What Pakistan did in Kashmir to ‘bleed’ India has now come home to roost. The same logic of militarised nationalism, the same disdain for local autonomy, the same demonisation of dissent are now routine in Balochistan, Sindh and Khyber Pakhtunkhwa.


For many in Balochistan and Sindh, the ‘Kashmir Banega Pakistan’ slogans ring hollow. They see a state that invokes self-determination for Kashmiris but denies it at home. A state that champions development in Muzaffarabad while ignoring Gwadar. One that tolerates tribal autonomy in Khyber Pakhtunkhwa only so long as it doesn’t challenge the military’s writ.


But the façade is today cracking rapidly. As Pakistan’s economy teeters and international scrutiny mounts, the centre cannot hold. Pakistan’s greatest threat today is that its dream of a unified Islamic nation is faltering, long undone by the realities of ethnic fragmentation, economic disparity and political repression.


While Baloch tribes that settled in Sindh and Punjab centuries ago have produced two presidents in form of Farooq Leghari and Asif Zardari, this elite success has done little for Balochistan itself. Most Baloch remain marginalised, caught between a crumbling tribal hierarchy and a state that governs by neglect.


As Lieven observes in his work, modern Baloch nationalism is shaped as much by myth as by memory.

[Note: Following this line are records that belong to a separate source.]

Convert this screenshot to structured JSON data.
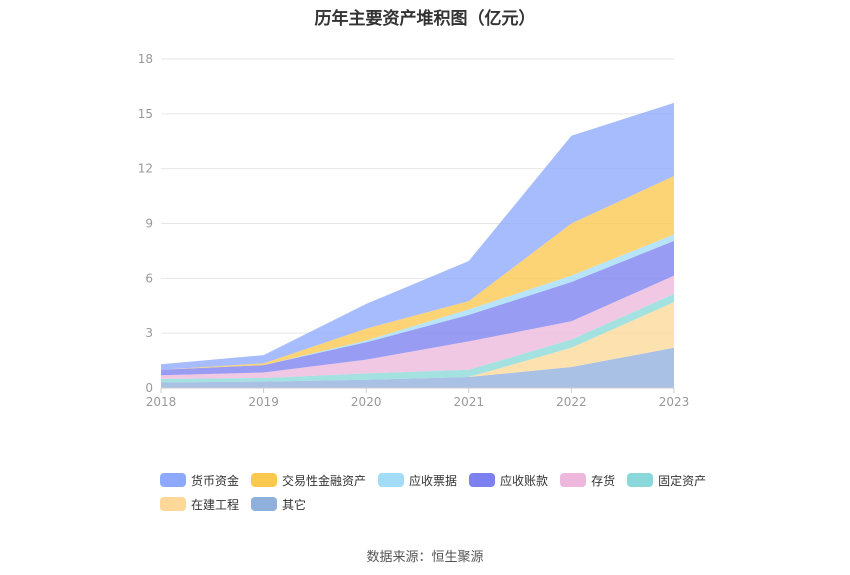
{
  "title": "历年主要资产堆积图（亿元）",
  "source": "数据来源：恒生聚源",
  "chart_data": {
    "type": "area",
    "stacked": true,
    "x": [
      "2018",
      "2019",
      "2020",
      "2021",
      "2022",
      "2023"
    ],
    "y_ticks": [
      "0",
      "3",
      "6",
      "9",
      "12",
      "15",
      "18"
    ],
    "ylim": [
      0,
      18
    ],
    "grid": true,
    "legend_position": "bottom",
    "series": [
      {
        "name": "其它",
        "color": "#8fb0dd",
        "values": [
          0.3,
          0.35,
          0.45,
          0.6,
          1.15,
          2.2
        ]
      },
      {
        "name": "在建工程",
        "color": "#fdd898",
        "values": [
          0.0,
          0.0,
          0.0,
          0.0,
          1.05,
          2.5
        ]
      },
      {
        "name": "固定资产",
        "color": "#8ad8d9",
        "values": [
          0.2,
          0.2,
          0.35,
          0.4,
          0.45,
          0.45
        ]
      },
      {
        "name": "存货",
        "color": "#edb8dc",
        "values": [
          0.2,
          0.3,
          0.75,
          1.55,
          1.0,
          1.0
        ]
      },
      {
        "name": "应收账款",
        "color": "#7c80f0",
        "values": [
          0.3,
          0.4,
          0.95,
          1.45,
          2.15,
          1.9
        ]
      },
      {
        "name": "应收票据",
        "color": "#a3dcf7",
        "values": [
          0.0,
          0.0,
          0.1,
          0.3,
          0.35,
          0.35
        ]
      },
      {
        "name": "交易性金融资产",
        "color": "#fdc84e",
        "values": [
          0.0,
          0.1,
          0.65,
          0.45,
          2.85,
          3.2
        ]
      },
      {
        "name": "货币资金",
        "color": "#8ea9fb",
        "values": [
          0.3,
          0.45,
          1.35,
          2.2,
          4.8,
          4.0
        ]
      }
    ]
  },
  "legend_order": [
    {
      "name": "货币资金",
      "color": "#8ea9fb"
    },
    {
      "name": "交易性金融资产",
      "color": "#fdc84e"
    },
    {
      "name": "应收票据",
      "color": "#a3dcf7"
    },
    {
      "name": "应收账款",
      "color": "#7c80f0"
    },
    {
      "name": "存货",
      "color": "#edb8dc"
    },
    {
      "name": "固定资产",
      "color": "#8ad8d9"
    },
    {
      "name": "在建工程",
      "color": "#fdd898"
    },
    {
      "name": "其它",
      "color": "#8fb0dd"
    }
  ]
}
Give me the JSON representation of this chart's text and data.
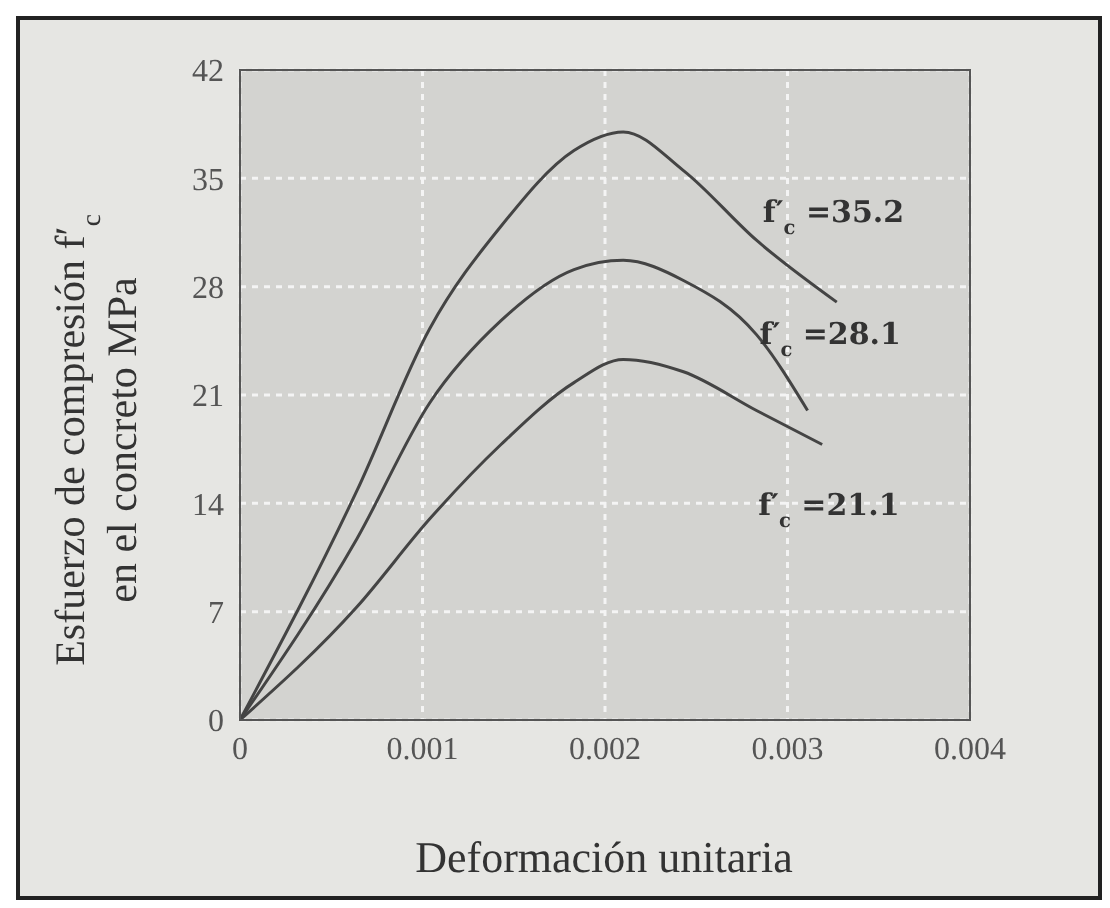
{
  "chart_data": {
    "type": "line",
    "xlabel": "Deformación unitaria",
    "ylabel": "Esfuerzo de compresión f′$_{c}$\nen el concreto MPa",
    "series": [
      {
        "name": "f′$_{c}$ =35.2",
        "color": "#444444",
        "x": [
          0,
          0.00064,
          0.00104,
          0.00143,
          0.00183,
          0.0021,
          0.00243,
          0.00283,
          0.00327
        ],
        "values": [
          0,
          14.8,
          25.3,
          31.9,
          36.8,
          38,
          35.5,
          31,
          27
        ]
      },
      {
        "name": "f′$_{c}$ =28.1",
        "color": "#444444",
        "x": [
          0,
          0.00064,
          0.00104,
          0.00143,
          0.00183,
          0.0021,
          0.00243,
          0.00283,
          0.00311
        ],
        "values": [
          0,
          11.7,
          20.5,
          25.8,
          29.1,
          29.7,
          28.4,
          24.9,
          20
        ]
      },
      {
        "name": "f′$_{c}$ =21.1",
        "color": "#444444",
        "x": [
          0,
          0.00064,
          0.00104,
          0.00143,
          0.00183,
          0.0021,
          0.00243,
          0.00283,
          0.00319
        ],
        "values": [
          0,
          7.3,
          13,
          17.8,
          21.8,
          23.3,
          22.5,
          20,
          17.8
        ]
      }
    ],
    "xlim": [
      0,
      0.004
    ],
    "xticks": [
      0,
      0.001,
      0.002,
      0.003,
      0.004
    ],
    "ylim": [
      0,
      42
    ],
    "yticks": [
      0,
      7,
      14,
      21,
      28,
      35,
      42
    ],
    "grid": true,
    "marker": "none",
    "line_style": "solid"
  }
}
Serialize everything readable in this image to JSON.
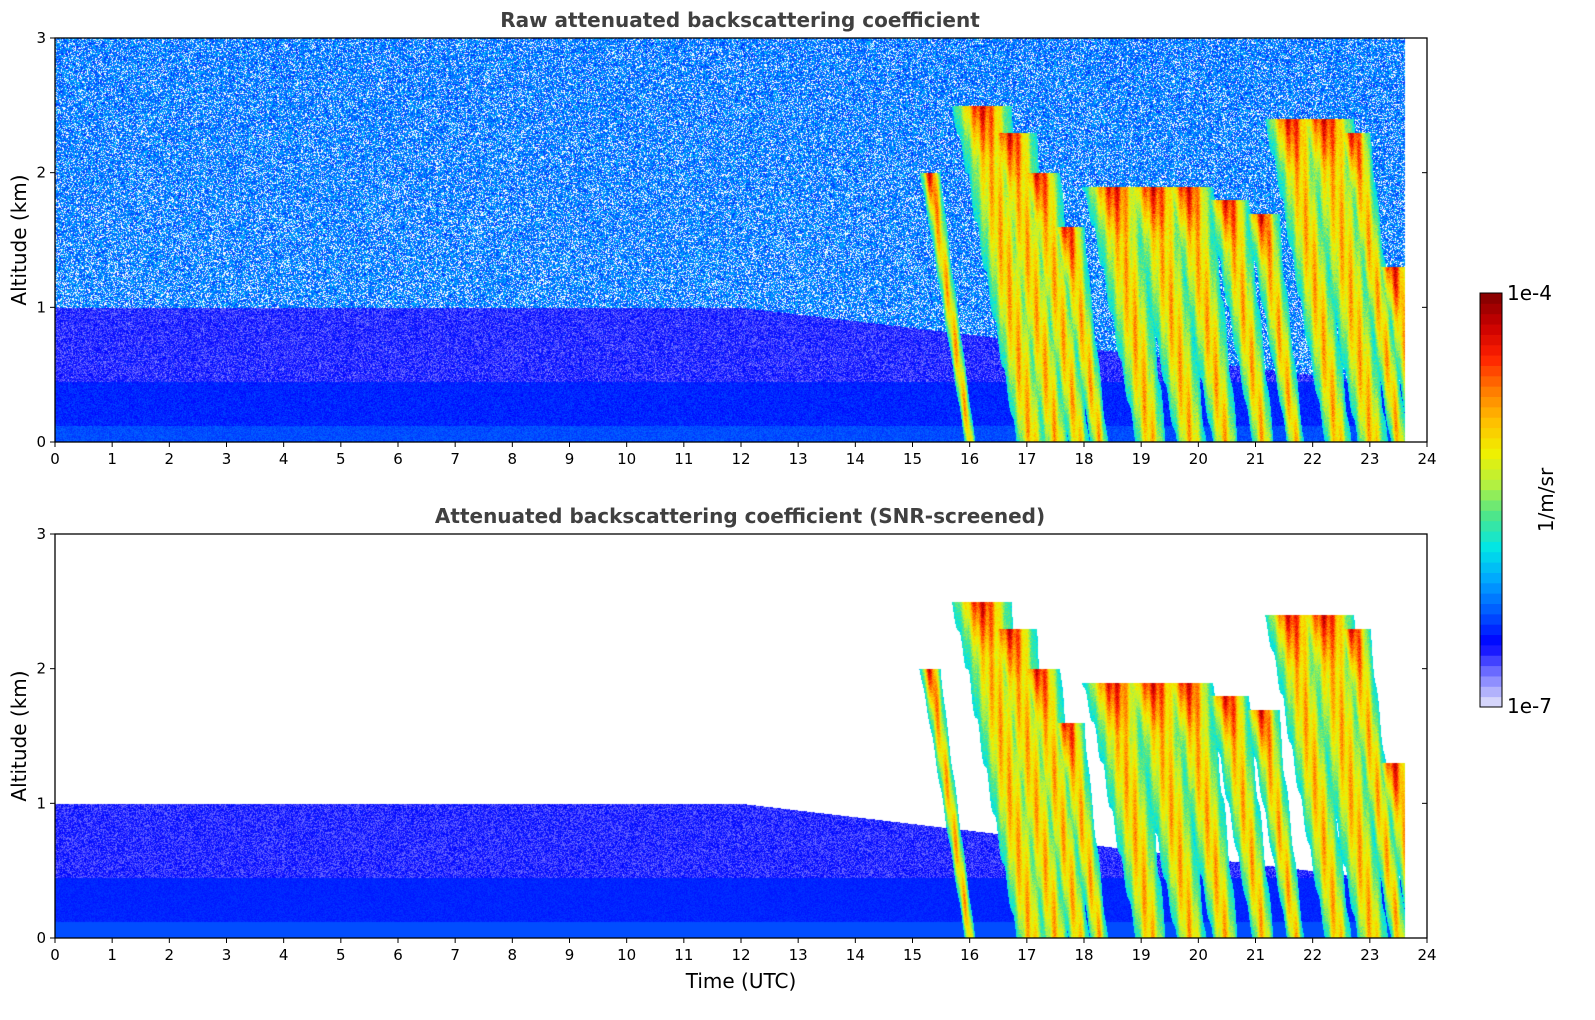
{
  "chart_data": [
    {
      "type": "heatmap",
      "title": "Raw attenuated backscattering coefficient",
      "xlabel": "",
      "ylabel": "Altitude (km)",
      "xlim": [
        0,
        24
      ],
      "ylim": [
        0,
        3
      ],
      "x_ticks": [
        "0",
        "1",
        "2",
        "3",
        "4",
        "5",
        "6",
        "7",
        "8",
        "9",
        "10",
        "11",
        "12",
        "13",
        "14",
        "15",
        "16",
        "17",
        "18",
        "19",
        "20",
        "21",
        "22",
        "23",
        "24"
      ],
      "y_ticks": [
        "0",
        "1",
        "2",
        "3"
      ],
      "screened": false
    },
    {
      "type": "heatmap",
      "title": "Attenuated backscattering coefficient (SNR-screened)",
      "xlabel": "Time (UTC)",
      "ylabel": "Altitude (km)",
      "xlim": [
        0,
        24
      ],
      "ylim": [
        0,
        3
      ],
      "x_ticks": [
        "0",
        "1",
        "2",
        "3",
        "4",
        "5",
        "6",
        "7",
        "8",
        "9",
        "10",
        "11",
        "12",
        "13",
        "14",
        "15",
        "16",
        "17",
        "18",
        "19",
        "20",
        "21",
        "22",
        "23",
        "24"
      ],
      "y_ticks": [
        "0",
        "1",
        "2",
        "3"
      ],
      "screened": true
    }
  ],
  "colorbar": {
    "label": "1/m/sr",
    "max_label": "1e-4",
    "min_label": "1e-7",
    "colors": [
      "#e6e6fa",
      "#7b7bff",
      "#0000ff",
      "#0059ff",
      "#00a6ff",
      "#00e6e6",
      "#4ce68c",
      "#b3f040",
      "#f0f000",
      "#ffbe00",
      "#ff7800",
      "#ff2000",
      "#c80000",
      "#800000"
    ]
  }
}
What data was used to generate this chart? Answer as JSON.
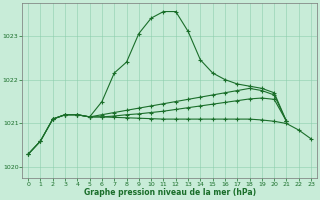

Mir Chakar’s short-lived confederacy in the 15th century and the 17th-century Khanate of Kalat serve as totems of a lost sovereignty. Baloch nationalists insist Kalat was a quasi-independent entity akin to Nepal, and not merely a princely state like those integrated into India and Pakistan post-1947. The Pakistani state disagrees and has often unleashed to back its claim.


A significant portion of ethnic Baloch live across the frontier in Iran, where the Sunni-majority population suffers under the Shia theocracy. This has led to calls for a ‘Greater Balochistan’ encompassing parts of Iran, Afghanistan and Pakistan, says Lieven. The Iranian Baloch insurgent group Jundallah has operated with support from tribes straddling the Pakistani border - smugglers, gunrunners and middlemen in a heroin pipeline stretching from Afghanistan to the Gulf. Islamabad and Tehran alike suspect that Western intelligence has flirted with Jundallah to pressure Iran over its nuclear ambitions.


But allegiances in this arid borderland are fluid: the same routes used for heroin and insurgents also carry weapons and recruits to the Taliban and al-Qaeda. Pakistan’s treatment of the Baloch has lacked both imagination and generosity. And in a region where tribal memory stretches back centuries, injustices are not easily forgotten.